Красное солнце неспешно катилось по горизонту, меня время от времени начинало знобить. Накатывали волны головокружения, рук я не чувствовал уже до плеч, осознавал только нещадно саднившие порезы; время от времени не засыпал, а впадал в болезненное забытье, где царило слепящее сияние, как между кубов, орали умирающие люди и рычали переставшие быть людьми звери.
Бешенство продолжало менять мое тело, но оно, увы, не спешило.
Движуха началась примерно через час, когда снизу, с первого этажа притащили охапку настоящих дров. Откуда старички взяли эти ровные, аккуратные поленья, я мог только догадываться, но скорее всего провезли контрабандой через транспортную зону, отсыпав в карман кому надо.
В руках у Энрике появились таблетки сухого топлива, коробка спичек.
— Что они собираются делать? — пробормотала Жанна, грудь которой бурно вздымалась, а светлые волосы были растрепаны.
Огонь затрещал, к потерявшему дневную белизну небу потянулся дымок.
— Как обстановка? — спросил Цзянь, обращаясь к дозорным.
Судя по ответам, никакого движения видно не было, наши если и активничали, то хорошо скрывались.
— Тогда начинаем, — велел комотделения, в руках которого возник иззубренный нож. — Доставьте сюда… — он посмотрел в нашу сторону, -бойца Леблана.
Энрике и Джавал подхватили рычавшего и дергавшегося Франсуа и потащили к огню. Сил у него видимо совсем не осталось, вся неимоверная энергия, которую давало жертвам бешенство, ушла за эти дни, а восполнить ее он не смог, ни разу не добрался до чужого мяса.
— Ты станешь нами, а мы — тобой, — объявил Цзянь. — Во имя священной плоти!
Вскинутое лезвие сверкнуло багровым, отражением солнечного света.

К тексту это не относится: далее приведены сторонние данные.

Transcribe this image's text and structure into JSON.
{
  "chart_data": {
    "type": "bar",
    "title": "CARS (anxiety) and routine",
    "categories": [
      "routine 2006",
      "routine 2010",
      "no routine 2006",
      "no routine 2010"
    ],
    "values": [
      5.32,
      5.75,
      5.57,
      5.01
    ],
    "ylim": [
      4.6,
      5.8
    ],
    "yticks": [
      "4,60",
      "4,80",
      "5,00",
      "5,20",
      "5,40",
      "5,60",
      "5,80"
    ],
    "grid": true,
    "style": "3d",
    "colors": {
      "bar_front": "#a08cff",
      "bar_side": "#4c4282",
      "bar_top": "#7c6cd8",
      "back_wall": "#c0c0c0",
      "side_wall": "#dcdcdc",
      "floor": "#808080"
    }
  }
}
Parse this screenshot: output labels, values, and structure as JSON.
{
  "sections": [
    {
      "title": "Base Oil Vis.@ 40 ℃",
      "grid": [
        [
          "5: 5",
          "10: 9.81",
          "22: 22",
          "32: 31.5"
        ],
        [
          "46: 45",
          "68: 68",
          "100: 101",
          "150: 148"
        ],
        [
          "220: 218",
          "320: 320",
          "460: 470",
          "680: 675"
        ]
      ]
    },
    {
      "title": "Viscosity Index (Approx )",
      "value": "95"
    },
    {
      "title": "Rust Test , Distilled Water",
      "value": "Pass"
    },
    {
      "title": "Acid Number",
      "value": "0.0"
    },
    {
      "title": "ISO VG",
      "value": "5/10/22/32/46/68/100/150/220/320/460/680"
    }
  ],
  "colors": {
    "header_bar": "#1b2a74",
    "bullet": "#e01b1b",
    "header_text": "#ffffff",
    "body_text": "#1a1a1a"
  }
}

— Истина лишь в ее пожирании! Пожирание и извержение создает этот мир! — затянули Джавал с Энрике.
Еще трое бойцов оставались на страже, но смотрели они не наружу, куда положено, а внутрь башни, на костерок и творившееся рядом с ним безумие.
— Вкус открыт нам, — повторил Цзянь, и лезвие в его руке почти нежно облизало горло Франсуа, распахнулась багровая щель, и хлынула кровь, густая, багровая, дымящаяся.
Джавал ловко подставил фляжку под струю.